The Mexican economy is expected to have decelerated in the second quarter of 2016. Industrial production in June grew 0.6 percent year-on-year. Meanwhile, trade numbers came in weak in the month. However, a possible surprise on the upside in retail sales might suggest that the Mexican economic activity grew 2.1 percent year-on-year and 0.7 percent sequentially in June, said Societe Generale in a research report.
“On our forecast, therefore, the economy likely grew by 2.4 percent yoy in 2Q (-0.4 percent qoq on a seasonally adjusted basis)”, added Societe Generale.
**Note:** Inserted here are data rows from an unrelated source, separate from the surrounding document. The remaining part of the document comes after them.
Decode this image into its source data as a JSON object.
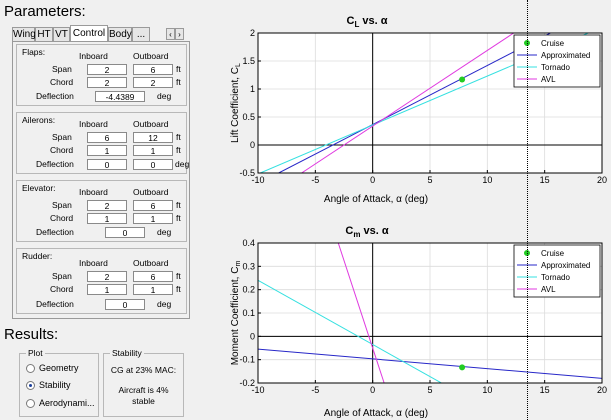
{
  "parameters_title": "Parameters:",
  "results_title": "Results:",
  "tabs": [
    {
      "label": "Wing",
      "active": false
    },
    {
      "label": "HT",
      "active": false
    },
    {
      "label": "VT",
      "active": false
    },
    {
      "label": "Control",
      "active": true
    },
    {
      "label": "Body",
      "active": false
    },
    {
      "label": "...",
      "active": false
    }
  ],
  "tab_nav": {
    "prev": "‹",
    "next": "›"
  },
  "flaps": {
    "title": "Flaps:",
    "col_inboard": "Inboard",
    "col_outboard": "Outboard",
    "span_label": "Span",
    "span_inboard": "2",
    "span_outboard": "6",
    "span_unit": "ft",
    "chord_label": "Chord",
    "chord_inboard": "2",
    "chord_outboard": "2",
    "chord_unit": "ft",
    "deflection_label": "Deflection",
    "deflection": "-4.4389",
    "deflection_unit": "deg"
  },
  "ailerons": {
    "title": "Ailerons:",
    "col_inboard": "Inboard",
    "col_outboard": "Outboard",
    "span_label": "Span",
    "span_inboard": "6",
    "span_outboard": "12",
    "span_unit": "ft",
    "chord_label": "Chord",
    "chord_inboard": "1",
    "chord_outboard": "1",
    "chord_unit": "ft",
    "deflection_label": "Deflection",
    "deflection_inboard": "0",
    "deflection_outboard": "0",
    "deflection_unit": "deg"
  },
  "elevator": {
    "title": "Elevator:",
    "col_inboard": "Inboard",
    "col_outboard": "Outboard",
    "span_label": "Span",
    "span_inboard": "2",
    "span_outboard": "6",
    "span_unit": "ft",
    "chord_label": "Chord",
    "chord_inboard": "1",
    "chord_outboard": "1",
    "chord_unit": "ft",
    "deflection_label": "Deflection",
    "deflection": "0",
    "deflection_unit": "deg"
  },
  "rudder": {
    "title": "Rudder:",
    "col_inboard": "Inboard",
    "col_outboard": "Outboard",
    "span_label": "Span",
    "span_inboard": "2",
    "span_outboard": "6",
    "span_unit": "ft",
    "chord_label": "Chord",
    "chord_inboard": "1",
    "chord_outboard": "1",
    "chord_unit": "ft",
    "deflection_label": "Deflection",
    "deflection": "0",
    "deflection_unit": "deg"
  },
  "plot_panel": {
    "title": "Plot",
    "options": [
      "Geometry",
      "Stability",
      "Aerodynami..."
    ],
    "selected": "Stability"
  },
  "stability_panel": {
    "title": "Stability",
    "cg_text": "CG at 23% MAC:",
    "stable_line1": "Aircraft is 4%",
    "stable_line2": "stable"
  },
  "colors": {
    "cruise": "#22cc22",
    "approximated": "#2727c8",
    "tornado": "#35e0e0",
    "avl": "#e03ae0"
  },
  "chart_data": [
    {
      "type": "line",
      "title": "C_L vs. α",
      "title_main": "C",
      "title_sub": "L",
      "title_rest": " vs. α",
      "xlabel": "Angle of Attack, α (deg)",
      "ylabel_main": "Lift Coefficient, C",
      "ylabel_sub": "L",
      "xlim": [
        -10,
        20
      ],
      "ylim": [
        -0.5,
        2
      ],
      "xticks": [
        -10,
        -5,
        0,
        5,
        10,
        15,
        20
      ],
      "yticks": [
        -0.5,
        0,
        0.5,
        1,
        1.5,
        2
      ],
      "ytick_labels": [
        "-0.5",
        "0",
        "0.5",
        "1",
        "1.5",
        "2"
      ],
      "grid": true,
      "legend_position": "top-right",
      "series": [
        {
          "name": "Cruise",
          "kind": "point",
          "color": "#22cc22",
          "x": [
            7.8
          ],
          "y": [
            1.17
          ]
        },
        {
          "name": "Approximated",
          "kind": "line",
          "color": "#2727c8",
          "x": [
            -8.2,
            15.5
          ],
          "y": [
            -0.5,
            2.0
          ]
        },
        {
          "name": "Tornado",
          "kind": "line",
          "color": "#35e0e0",
          "x": [
            -9.8,
            18.8
          ],
          "y": [
            -0.5,
            2.0
          ]
        },
        {
          "name": "AVL",
          "kind": "line",
          "color": "#e03ae0",
          "x": [
            -6.2,
            12.3
          ],
          "y": [
            -0.5,
            2.0
          ]
        }
      ]
    },
    {
      "type": "line",
      "title": "C_m vs. α",
      "title_main": "C",
      "title_sub": "m",
      "title_rest": " vs. α",
      "xlabel": "Angle of Attack, α (deg)",
      "ylabel_main": "Moment Coefficient, C",
      "ylabel_sub": "m",
      "xlim": [
        -10,
        20
      ],
      "ylim": [
        -0.2,
        0.4
      ],
      "xticks": [
        -10,
        -5,
        0,
        5,
        10,
        15,
        20
      ],
      "yticks": [
        -0.2,
        -0.1,
        0,
        0.1,
        0.2,
        0.3,
        0.4
      ],
      "ytick_labels": [
        "-0.2",
        "-0.1",
        "0",
        "0.1",
        "0.2",
        "0.3",
        "0.4"
      ],
      "grid": true,
      "legend_position": "top-right",
      "series": [
        {
          "name": "Cruise",
          "kind": "point",
          "color": "#22cc22",
          "x": [
            7.8
          ],
          "y": [
            -0.133
          ]
        },
        {
          "name": "Approximated",
          "kind": "line",
          "color": "#2727c8",
          "x": [
            -10,
            20
          ],
          "y": [
            -0.055,
            -0.18
          ]
        },
        {
          "name": "Tornado",
          "kind": "line",
          "color": "#35e0e0",
          "x": [
            -10,
            6
          ],
          "y": [
            0.24,
            -0.2
          ]
        },
        {
          "name": "AVL",
          "kind": "line",
          "color": "#e03ae0",
          "x": [
            -3,
            1
          ],
          "y": [
            0.4,
            -0.2
          ]
        }
      ]
    }
  ]
}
These numbers are largely consistent with the preliminary second quarter GDP releases that indicated the Mexican economy shrinking for the first time on sequential basis since the first half of 2013. Furthermore, depending on the composition of demand, the second quarter moderation is seen as a risk on the downside to the 2016 growth projection of 2.6 percent, stated Societe Generale. A deceleration in investment during this time might imply that the economy is unlikely to continue with its 2016’s pace of growth in 2017.
Even if the correlation between economic activity and industrial production has softened in recent years due to the bigger role of the service section, the medium-term growth projection still relies heavily on the manufacturing sector’s strength.
On the demand front, the economic outlook, with the exception of low-inflation-led consumption growth- is sluggish. Growth in investment is possibly moving towards a mild slowdown, as growth in export has not been able to keep pace due to declining US growth expectations for 2016.
“In sum, while the economy is still growing at its trend rate (and continues to be the most robust economy in the region), our previous optimistic expectations for growth have not fully materialised”, noted Societe Generale.